Last year, statesman Lyndon LaRouche labeled the BAE bribery and oil-for-weapons barter deal "the scandal of the century." The British court case is one of three involving BAE, two of them in the United States. The long-running SFO investigation was related to the so-called Al-Yamamah contract for BAE aircraft, which was signed in 1985. In December of 2007, then-Prime Minister Tony Blair ordered SFO director general Robert Wardle to drop the investigation, invoking British national security concerns.
Appearing for Corner House Research, which campaigns against corruption in international trade, and the Campaign Against Arms Trade (CAAT), attorney Dinah Rose told the court that former Prime Minister Tony Blair had wrongly interfered in a legal matter following threats by the Saudis. Rose said SFO director Robert Wardle put out a press statement on December 14, 2006, saying the decision had been made following representations to him by then-Attorney General Lord Goldsmith that the move was necessary "to safeguard national and international security".

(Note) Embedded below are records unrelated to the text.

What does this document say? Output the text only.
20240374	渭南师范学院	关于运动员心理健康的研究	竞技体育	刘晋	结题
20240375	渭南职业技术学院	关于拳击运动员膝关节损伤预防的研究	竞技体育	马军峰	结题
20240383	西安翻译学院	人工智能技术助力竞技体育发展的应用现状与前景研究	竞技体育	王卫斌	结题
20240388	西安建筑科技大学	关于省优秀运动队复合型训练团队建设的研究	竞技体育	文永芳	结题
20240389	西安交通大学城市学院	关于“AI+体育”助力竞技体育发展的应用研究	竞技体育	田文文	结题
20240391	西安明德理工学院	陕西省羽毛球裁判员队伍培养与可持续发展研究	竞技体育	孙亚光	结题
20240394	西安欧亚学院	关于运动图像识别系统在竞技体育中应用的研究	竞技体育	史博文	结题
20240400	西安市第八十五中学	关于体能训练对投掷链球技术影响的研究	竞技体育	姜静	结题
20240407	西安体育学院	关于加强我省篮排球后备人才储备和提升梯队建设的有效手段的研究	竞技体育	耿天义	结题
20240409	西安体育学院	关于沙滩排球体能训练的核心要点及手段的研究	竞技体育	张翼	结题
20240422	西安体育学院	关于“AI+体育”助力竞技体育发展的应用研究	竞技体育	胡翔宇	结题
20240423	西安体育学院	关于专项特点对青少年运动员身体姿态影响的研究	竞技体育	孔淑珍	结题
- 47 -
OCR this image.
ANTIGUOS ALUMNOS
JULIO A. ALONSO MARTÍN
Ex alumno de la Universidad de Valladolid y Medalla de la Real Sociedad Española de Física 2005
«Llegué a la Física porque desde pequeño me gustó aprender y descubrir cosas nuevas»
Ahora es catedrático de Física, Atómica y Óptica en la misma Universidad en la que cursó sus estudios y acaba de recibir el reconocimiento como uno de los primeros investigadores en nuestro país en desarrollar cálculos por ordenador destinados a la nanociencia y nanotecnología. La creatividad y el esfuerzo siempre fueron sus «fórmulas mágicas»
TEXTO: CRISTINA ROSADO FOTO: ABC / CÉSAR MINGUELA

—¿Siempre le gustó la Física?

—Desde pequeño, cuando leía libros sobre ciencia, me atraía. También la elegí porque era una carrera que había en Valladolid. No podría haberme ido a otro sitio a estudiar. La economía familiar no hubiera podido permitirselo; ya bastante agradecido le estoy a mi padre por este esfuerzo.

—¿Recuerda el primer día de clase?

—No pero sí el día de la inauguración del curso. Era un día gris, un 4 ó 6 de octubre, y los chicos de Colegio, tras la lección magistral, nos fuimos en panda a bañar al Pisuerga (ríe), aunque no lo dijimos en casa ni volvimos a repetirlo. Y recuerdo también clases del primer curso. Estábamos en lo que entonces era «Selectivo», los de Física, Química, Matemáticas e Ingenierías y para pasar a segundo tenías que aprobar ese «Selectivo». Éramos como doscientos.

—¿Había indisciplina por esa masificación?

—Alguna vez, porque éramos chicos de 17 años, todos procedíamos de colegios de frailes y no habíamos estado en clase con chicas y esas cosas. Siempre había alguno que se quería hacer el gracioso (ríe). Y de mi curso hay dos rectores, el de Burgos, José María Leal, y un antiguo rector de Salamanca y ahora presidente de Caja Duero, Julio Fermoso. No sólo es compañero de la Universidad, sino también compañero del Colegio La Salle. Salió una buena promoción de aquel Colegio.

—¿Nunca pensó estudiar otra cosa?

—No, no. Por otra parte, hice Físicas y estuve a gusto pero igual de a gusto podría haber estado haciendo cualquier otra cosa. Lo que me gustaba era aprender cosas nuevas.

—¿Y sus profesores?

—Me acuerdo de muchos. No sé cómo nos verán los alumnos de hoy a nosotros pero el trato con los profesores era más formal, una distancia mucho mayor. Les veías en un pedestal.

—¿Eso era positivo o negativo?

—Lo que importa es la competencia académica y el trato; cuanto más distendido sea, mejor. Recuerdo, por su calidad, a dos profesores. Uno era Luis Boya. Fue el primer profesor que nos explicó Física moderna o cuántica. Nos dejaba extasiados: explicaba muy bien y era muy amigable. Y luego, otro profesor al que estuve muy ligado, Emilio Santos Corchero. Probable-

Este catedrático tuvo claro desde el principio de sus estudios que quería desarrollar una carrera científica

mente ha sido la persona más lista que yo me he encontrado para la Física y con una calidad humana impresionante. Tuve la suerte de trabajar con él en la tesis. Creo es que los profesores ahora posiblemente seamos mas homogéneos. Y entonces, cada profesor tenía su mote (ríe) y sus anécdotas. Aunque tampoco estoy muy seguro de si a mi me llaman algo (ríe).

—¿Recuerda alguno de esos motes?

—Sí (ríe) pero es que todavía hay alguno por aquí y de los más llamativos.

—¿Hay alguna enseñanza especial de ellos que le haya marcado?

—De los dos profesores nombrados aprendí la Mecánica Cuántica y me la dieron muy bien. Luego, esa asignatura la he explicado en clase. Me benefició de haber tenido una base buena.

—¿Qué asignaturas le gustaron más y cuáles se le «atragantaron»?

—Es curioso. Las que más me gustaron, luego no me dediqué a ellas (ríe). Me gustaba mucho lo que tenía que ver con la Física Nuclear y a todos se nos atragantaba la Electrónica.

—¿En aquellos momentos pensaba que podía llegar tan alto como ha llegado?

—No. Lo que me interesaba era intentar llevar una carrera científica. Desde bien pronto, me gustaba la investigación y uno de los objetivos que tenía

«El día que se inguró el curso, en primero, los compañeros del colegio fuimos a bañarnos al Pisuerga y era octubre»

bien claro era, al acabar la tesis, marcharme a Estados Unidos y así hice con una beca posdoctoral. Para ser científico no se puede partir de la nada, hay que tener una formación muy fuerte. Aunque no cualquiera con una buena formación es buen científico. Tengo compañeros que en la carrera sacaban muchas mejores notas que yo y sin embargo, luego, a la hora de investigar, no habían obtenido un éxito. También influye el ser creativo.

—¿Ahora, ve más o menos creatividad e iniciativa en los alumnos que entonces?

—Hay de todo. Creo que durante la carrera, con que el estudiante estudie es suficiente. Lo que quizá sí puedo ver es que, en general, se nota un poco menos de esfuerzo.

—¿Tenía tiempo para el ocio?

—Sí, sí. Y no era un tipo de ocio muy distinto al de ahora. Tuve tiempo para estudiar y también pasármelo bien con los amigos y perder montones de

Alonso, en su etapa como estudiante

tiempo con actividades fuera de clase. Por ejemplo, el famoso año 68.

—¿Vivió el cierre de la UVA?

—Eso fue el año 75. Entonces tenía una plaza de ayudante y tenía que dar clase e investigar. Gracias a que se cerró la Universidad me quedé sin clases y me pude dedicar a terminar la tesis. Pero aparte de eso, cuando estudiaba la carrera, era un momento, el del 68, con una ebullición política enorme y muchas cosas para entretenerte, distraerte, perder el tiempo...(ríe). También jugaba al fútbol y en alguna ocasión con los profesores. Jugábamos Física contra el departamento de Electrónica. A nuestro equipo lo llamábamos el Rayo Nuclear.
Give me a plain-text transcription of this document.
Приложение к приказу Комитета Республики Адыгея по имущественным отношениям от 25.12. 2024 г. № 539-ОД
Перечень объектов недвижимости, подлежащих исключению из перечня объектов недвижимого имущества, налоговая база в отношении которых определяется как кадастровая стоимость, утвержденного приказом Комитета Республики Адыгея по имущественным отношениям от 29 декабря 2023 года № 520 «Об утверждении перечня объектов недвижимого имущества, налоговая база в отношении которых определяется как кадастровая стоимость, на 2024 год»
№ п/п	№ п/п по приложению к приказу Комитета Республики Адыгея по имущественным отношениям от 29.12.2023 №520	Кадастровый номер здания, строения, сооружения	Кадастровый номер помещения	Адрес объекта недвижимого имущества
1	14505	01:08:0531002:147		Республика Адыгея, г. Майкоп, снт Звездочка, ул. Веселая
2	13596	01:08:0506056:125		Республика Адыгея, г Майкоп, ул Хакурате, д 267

But Rose argued the real reason for dropping the investigation "was not national security but the commercial situation," charging that the decision violated the OECD Anti-Bribery Convention. The decision, she said, was based on "tainted advice" and was unlawful because the Director had permitted threats, or blackmail, to influence his decision. She told Lord Justice Moses, sitting with Mr. Justice Sullivan at London's High Court, "these threats were apparently made following BAE's discovery that the SFO was about to obtain access to details of various Swiss bank accounts."
It was widely reported that the threats came from Prince Bandar and his agents, who were under investigation by the SFO, who visited London and met with Foreign Office officials on December 5, 2006. It is noteworthy that U.S. Vice President Cheney was in Saudi Arabia just previously, in November.
Pointing to this obvious pressure being brought to bear by Blair, Rose told the court: "We see mounting pressure on the AG and the SFO..." The Prime Minister, she said, had "stepped over the boundary between what is a permissible exercise and impermissible attempts to influence or dictate a decision on the investigation by expressing his view. This is the clearest case of intervention that goes too far."